All criminal cases involve a search or seizure of property or person. Under the Fourth Amendment, United States Constitution, unreasonable searches and seizures are unlawful and evidence seized as a result must be suppressed. Since prosecutors don’t normally highlight police’ unlawful searches and seizures, criminal defense attorneys must raise the issue, and thus must have an intimate and working knowledge of the Fourth Amendment to protect their clients and enforce the constitutional limits on government power.
Since the facts and circumstances of every case are different, what is deemed “reasonable” under the Fourth Amendment requires new analysis each time. Considering exponentially-increasing technology, police’ searches and seizures are becoming more frequently questioned and challenged.
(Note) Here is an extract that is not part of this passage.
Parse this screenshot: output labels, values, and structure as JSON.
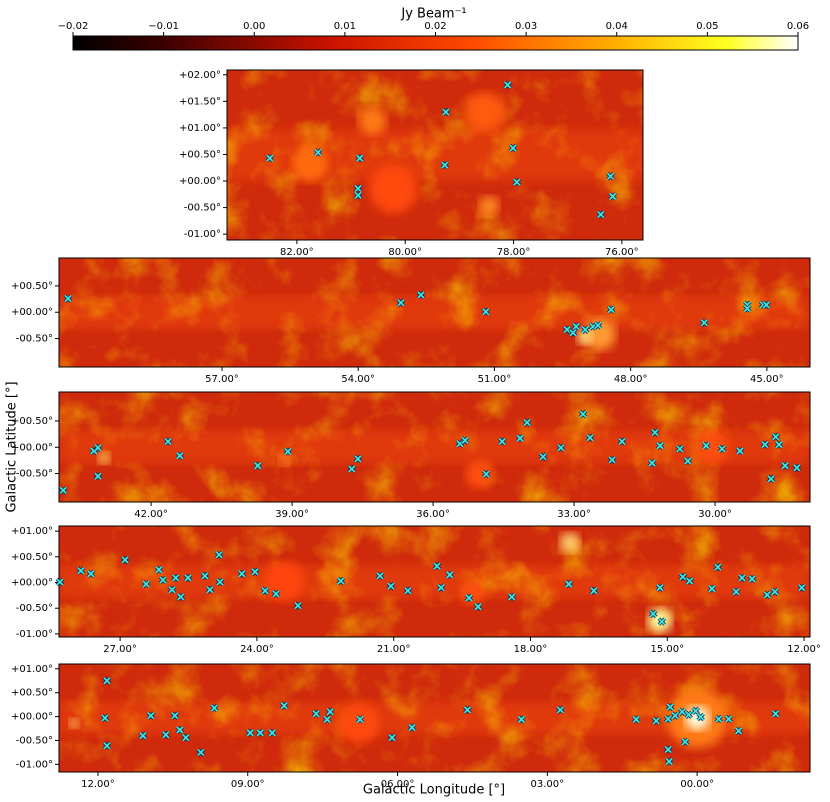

For example, a district court in Minnesota recently ruled that police must obtain a search warrant before tracking a person’s vehicle using GPS technology, and accordingly the judge dismissed a case in favor of the defendant. Fourth Amendment professor at George Washington University praised the court’s decision calling the unwarranted GPS tracking “not a subtle threat to privacy and security: People get it immediately and intuitively” (Id.).
What makes the Minnesota decision notable is that the police involved were not street police but state natural resource police. The case clearly stood for the rule that all officers, whether patrolling the streets or woods, are limited by the Fourth Amendment.
Enforcing the Fourth Amendment is not about protecting criminal activity: it’s about enforcing the rule of law We the People established as foundational to our political existence. It presumes individual liberty and puts the burden of justifying police intrusion on the government. If police do not follow this constitutional limit, prosecutors cannot use any evidence unlawfully obtained against anyone.